What kind of meta? "How to recruit recruiters who can recruit the kind of recruiters who can recruit the kind of recruiters who can recruit a lot of people?" is very meta, but not philosophical.
"What is music?" is philosophical. But it reduces to "By what algorithm does our subconscious hindbrain to find a sequences of sounds musical or not?"
The point is, once we know philosophy is largely looking for this kind of meta, we can try to propose more efficient methods for finding them.
But he was doing precisely that, consider the example of the guy with the borrowed sword. He designed thought experiments to test people's intuitions about justice. To be more precisely, to test people's intuitive proposals for an algorithm of justice against their intuitive judgements of examples which the algorithm was supposed to predict. He was looking for an algorithm that predicts intuitive judgements of examples, and tested all proposals. This is scientific enough. He was trying to arrive to a universal truth - could not find it, but science cannot always get a final answer at the first try. He managed to at least dispel some commonly proposed bad algorithms, such as justice is obedience to rulers, or paying debts, or similar ones, and proving some common ideas are misconceptions is an important part of the work of science.
Given that his experiments were not fully succesful at finding the final truth, of course it was not the universal truth yet, but going that direction by dispelling some myths.
To make it clear: it would be a truth about how, by what algorithms, does the brain arrive to these kinds of judgements.
It is all prediction, just aimed differently.

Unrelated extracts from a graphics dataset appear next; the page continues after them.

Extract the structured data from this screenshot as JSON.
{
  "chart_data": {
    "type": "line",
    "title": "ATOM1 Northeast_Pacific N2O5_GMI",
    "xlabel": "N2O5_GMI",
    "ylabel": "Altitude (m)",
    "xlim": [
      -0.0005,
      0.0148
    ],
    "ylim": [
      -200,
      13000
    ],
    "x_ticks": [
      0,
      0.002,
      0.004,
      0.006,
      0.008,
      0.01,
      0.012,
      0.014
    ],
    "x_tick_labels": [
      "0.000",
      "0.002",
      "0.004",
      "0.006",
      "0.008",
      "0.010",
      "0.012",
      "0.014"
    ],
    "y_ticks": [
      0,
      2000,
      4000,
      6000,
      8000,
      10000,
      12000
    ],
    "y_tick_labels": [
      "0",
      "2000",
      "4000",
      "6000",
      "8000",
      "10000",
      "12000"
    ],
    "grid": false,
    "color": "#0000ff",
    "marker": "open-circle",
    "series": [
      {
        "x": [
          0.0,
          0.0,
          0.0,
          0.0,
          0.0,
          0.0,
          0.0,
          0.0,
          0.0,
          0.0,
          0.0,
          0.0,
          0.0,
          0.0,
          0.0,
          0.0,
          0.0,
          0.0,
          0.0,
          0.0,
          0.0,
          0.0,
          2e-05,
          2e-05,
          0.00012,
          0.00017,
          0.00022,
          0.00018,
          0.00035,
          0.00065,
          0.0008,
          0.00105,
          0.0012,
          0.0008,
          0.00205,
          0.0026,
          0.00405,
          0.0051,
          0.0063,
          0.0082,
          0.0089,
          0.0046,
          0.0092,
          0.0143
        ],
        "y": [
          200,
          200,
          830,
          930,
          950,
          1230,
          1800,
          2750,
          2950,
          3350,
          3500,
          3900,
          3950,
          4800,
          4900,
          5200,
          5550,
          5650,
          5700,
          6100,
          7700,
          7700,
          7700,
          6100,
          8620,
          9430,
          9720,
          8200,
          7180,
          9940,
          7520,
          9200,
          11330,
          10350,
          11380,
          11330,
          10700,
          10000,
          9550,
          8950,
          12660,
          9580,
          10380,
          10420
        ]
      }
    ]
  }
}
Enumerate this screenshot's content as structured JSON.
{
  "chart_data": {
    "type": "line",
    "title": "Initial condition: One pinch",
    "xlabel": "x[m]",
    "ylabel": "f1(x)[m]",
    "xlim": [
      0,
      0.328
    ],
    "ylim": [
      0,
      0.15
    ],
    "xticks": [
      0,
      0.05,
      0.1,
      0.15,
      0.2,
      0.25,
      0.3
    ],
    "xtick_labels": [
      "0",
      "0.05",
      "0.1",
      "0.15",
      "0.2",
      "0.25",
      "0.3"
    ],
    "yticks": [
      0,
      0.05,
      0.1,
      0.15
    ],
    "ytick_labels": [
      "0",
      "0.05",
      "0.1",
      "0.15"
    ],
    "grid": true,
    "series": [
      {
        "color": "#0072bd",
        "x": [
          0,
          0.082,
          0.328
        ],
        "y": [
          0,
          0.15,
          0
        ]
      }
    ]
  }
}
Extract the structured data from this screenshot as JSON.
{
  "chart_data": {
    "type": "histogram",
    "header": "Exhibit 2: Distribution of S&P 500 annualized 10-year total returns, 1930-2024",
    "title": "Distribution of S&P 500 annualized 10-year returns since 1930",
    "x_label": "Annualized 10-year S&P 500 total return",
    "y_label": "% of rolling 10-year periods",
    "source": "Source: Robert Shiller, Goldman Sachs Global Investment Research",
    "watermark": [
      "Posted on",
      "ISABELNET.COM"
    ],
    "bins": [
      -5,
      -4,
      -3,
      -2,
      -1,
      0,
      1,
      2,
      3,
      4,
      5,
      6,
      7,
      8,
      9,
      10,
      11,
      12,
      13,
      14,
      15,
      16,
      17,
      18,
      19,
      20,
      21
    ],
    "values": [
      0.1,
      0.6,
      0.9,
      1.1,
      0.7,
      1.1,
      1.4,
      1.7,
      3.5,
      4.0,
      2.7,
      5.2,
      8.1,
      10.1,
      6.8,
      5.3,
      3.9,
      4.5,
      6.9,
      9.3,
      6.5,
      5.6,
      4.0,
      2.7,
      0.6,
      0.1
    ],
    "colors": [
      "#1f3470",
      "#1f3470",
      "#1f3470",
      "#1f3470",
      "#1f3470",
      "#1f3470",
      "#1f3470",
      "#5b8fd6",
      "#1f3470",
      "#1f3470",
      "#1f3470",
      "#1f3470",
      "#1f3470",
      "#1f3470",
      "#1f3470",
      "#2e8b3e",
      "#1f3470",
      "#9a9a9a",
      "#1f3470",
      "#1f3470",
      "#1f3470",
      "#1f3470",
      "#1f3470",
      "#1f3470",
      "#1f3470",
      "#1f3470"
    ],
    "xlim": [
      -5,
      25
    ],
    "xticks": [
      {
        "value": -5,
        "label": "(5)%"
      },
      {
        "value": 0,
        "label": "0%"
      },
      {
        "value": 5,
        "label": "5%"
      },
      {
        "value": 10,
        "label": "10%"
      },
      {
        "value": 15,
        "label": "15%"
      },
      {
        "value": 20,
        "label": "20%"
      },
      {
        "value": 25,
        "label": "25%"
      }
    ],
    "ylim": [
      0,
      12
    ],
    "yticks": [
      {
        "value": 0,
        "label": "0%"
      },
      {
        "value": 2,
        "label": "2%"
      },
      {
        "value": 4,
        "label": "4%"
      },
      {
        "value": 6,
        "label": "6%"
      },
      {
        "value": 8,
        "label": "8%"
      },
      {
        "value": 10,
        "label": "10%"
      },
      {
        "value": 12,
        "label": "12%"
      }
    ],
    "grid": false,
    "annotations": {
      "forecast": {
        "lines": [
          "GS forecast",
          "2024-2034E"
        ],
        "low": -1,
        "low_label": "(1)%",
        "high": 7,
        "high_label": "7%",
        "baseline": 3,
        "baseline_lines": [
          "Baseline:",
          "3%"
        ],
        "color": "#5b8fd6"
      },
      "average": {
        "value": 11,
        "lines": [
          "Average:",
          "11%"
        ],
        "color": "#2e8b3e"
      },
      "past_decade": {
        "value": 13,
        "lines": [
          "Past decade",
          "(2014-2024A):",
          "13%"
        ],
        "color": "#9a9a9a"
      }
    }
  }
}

Science is the kind of prediction that tomorrow there will be a lunar eclipse. Philosophy is the kind of prediction that if you take this algorithm and plug a situation into it, you will know how people will feel about it: they will find this act just or this sequence of sounds musical and so on.
Of course, so far philosophy is highly unsucessful at settling any question, only negatively (i.e. something is probably not true), but this is where I think it could be helped if we define it as the discipline for looking for the less-conscious algorithms in the human mind.
My larger point is that the most fundamental "what is" questions may relate to the world or the mind. And philosophy is the subset where they relate to the mind. What is music is philosophical, we are trying to find out what the mind is finding musical. What is an electron is scientific. But they overlap a lot.
The problem is that philosophical questions tend to presuppose existence. What is justice or what is music presupposes justice or music just exists like an object out there. If we understand they are questions about the mind we should rewrite them as what does the mind find just or what does the mind find musical.
Progress in philosophy was probably hampered by the "what is X?" type of formulation, instead of the "what and how our minds consider X?"
Is that a fact? What's your track record?
If you could cash out the working thing in a rigorous way, you would be in to something. But the world has long been full of STEM types who can announce the two word version of "it works"....that does not change anything.